In 1984, the Arizona Kindred chose to affiliate with the Asatru Free Assembly (old AFA) instead. In 1986, he founded World Tree Publications, and in 1987, he served as general manager of the AFA. At the second Althing of the AFA, Murrary allegedly threatened to kill a homosexual attendee with a Mac-10.

When the AFA folded, he and Robert Taylor of the Tribe of the Wulfings, began to create the Ásatrú Alliance in 1987, inviting other kindreds to a formational Althing in 1988. He was a representative of the Ásatrú Alliance, was on the board of the International Ásatrú-Odinic Alliance (IAOA), and was chosen the first honorary IAOA Allsherjargoði for the three-year period. In 1988 he was elected the Alsherjargothi of the Ásatrú Alliance.

In 2013, Murray commented on the killing of Colorado Department of Corrections head Tom Clements as the alleged murderer "practiced a controversial form of religion behind bars" which was Asatru.

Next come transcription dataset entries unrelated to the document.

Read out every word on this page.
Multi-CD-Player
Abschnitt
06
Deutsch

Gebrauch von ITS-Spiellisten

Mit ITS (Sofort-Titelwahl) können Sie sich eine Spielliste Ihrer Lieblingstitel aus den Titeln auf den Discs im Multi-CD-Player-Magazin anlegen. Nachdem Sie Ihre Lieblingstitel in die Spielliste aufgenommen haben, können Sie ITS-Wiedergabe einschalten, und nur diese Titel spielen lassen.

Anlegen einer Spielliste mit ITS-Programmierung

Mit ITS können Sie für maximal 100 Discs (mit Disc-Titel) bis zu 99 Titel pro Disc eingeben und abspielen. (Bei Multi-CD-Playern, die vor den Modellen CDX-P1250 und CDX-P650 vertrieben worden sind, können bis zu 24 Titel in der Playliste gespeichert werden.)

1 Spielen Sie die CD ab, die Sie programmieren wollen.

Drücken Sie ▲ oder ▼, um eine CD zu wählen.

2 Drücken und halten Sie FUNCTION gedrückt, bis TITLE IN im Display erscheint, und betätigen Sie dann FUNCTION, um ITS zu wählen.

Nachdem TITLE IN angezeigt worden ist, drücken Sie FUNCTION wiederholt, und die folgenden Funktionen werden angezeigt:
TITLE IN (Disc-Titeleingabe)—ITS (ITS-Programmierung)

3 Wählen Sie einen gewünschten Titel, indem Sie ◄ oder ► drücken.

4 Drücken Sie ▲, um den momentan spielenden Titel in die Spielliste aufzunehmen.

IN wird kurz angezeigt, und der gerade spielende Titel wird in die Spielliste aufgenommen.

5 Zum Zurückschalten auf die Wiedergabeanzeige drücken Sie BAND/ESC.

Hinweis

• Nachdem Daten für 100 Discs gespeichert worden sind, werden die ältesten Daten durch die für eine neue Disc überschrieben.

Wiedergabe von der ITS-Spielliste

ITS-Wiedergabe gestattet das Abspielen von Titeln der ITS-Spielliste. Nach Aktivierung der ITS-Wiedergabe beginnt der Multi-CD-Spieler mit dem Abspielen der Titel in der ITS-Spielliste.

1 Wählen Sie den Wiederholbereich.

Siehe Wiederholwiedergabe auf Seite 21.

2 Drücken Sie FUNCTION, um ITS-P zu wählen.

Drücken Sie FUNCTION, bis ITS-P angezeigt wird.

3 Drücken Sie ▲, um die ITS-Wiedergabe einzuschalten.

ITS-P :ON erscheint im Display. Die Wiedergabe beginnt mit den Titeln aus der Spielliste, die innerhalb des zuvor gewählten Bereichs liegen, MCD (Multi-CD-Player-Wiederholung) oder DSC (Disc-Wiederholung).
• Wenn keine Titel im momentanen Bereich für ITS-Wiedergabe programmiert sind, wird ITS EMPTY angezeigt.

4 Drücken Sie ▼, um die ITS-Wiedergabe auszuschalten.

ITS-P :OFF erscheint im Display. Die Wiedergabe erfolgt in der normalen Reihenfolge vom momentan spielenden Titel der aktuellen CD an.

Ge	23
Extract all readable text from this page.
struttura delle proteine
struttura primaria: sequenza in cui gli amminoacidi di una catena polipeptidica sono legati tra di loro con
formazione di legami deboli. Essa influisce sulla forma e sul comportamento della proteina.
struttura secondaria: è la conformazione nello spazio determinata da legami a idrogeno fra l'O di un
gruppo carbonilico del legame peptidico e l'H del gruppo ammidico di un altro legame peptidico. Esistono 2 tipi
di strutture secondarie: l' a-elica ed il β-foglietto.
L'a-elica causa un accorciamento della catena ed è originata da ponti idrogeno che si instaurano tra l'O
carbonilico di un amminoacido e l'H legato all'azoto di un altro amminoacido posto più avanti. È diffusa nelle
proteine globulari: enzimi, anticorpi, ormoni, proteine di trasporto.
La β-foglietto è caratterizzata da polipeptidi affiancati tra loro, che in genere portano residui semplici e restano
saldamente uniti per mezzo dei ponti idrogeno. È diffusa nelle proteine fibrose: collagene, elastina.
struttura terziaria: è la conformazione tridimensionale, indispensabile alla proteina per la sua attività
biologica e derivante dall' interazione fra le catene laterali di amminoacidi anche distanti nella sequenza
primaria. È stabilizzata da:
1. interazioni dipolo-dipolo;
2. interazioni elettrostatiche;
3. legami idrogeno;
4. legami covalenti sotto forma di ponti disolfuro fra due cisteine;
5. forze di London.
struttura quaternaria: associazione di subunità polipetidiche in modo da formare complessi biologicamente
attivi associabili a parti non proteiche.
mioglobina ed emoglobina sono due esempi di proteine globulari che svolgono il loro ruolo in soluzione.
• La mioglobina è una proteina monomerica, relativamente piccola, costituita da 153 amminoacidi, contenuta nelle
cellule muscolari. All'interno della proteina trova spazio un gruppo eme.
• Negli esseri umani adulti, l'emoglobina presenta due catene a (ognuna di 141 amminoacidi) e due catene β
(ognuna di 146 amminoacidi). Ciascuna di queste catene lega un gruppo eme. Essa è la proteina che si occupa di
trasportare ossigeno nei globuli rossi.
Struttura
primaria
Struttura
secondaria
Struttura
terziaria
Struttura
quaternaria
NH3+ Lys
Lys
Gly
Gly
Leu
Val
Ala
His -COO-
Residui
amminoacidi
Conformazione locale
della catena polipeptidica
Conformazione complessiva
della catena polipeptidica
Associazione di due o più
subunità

In 2014, Murray was interviewed in a three-part series by George Whitehurst Berry on the Sedona Dreams Show. During this interview, Murray stated that Asatru means, "faith in God." Asked if it actually refers to gods and goddesses, he responds, "Well, yes it did, but the word itself is not plural, it just means faith in God. And, it does of course mean, in the old way, respect in honouring the old gods and goddesses of the Northern European people."

Murray remained the Allsherjargoði of the Ásatrú Alliance of Independent Kindreds, Inc. until entering a semi-retirement in 2015.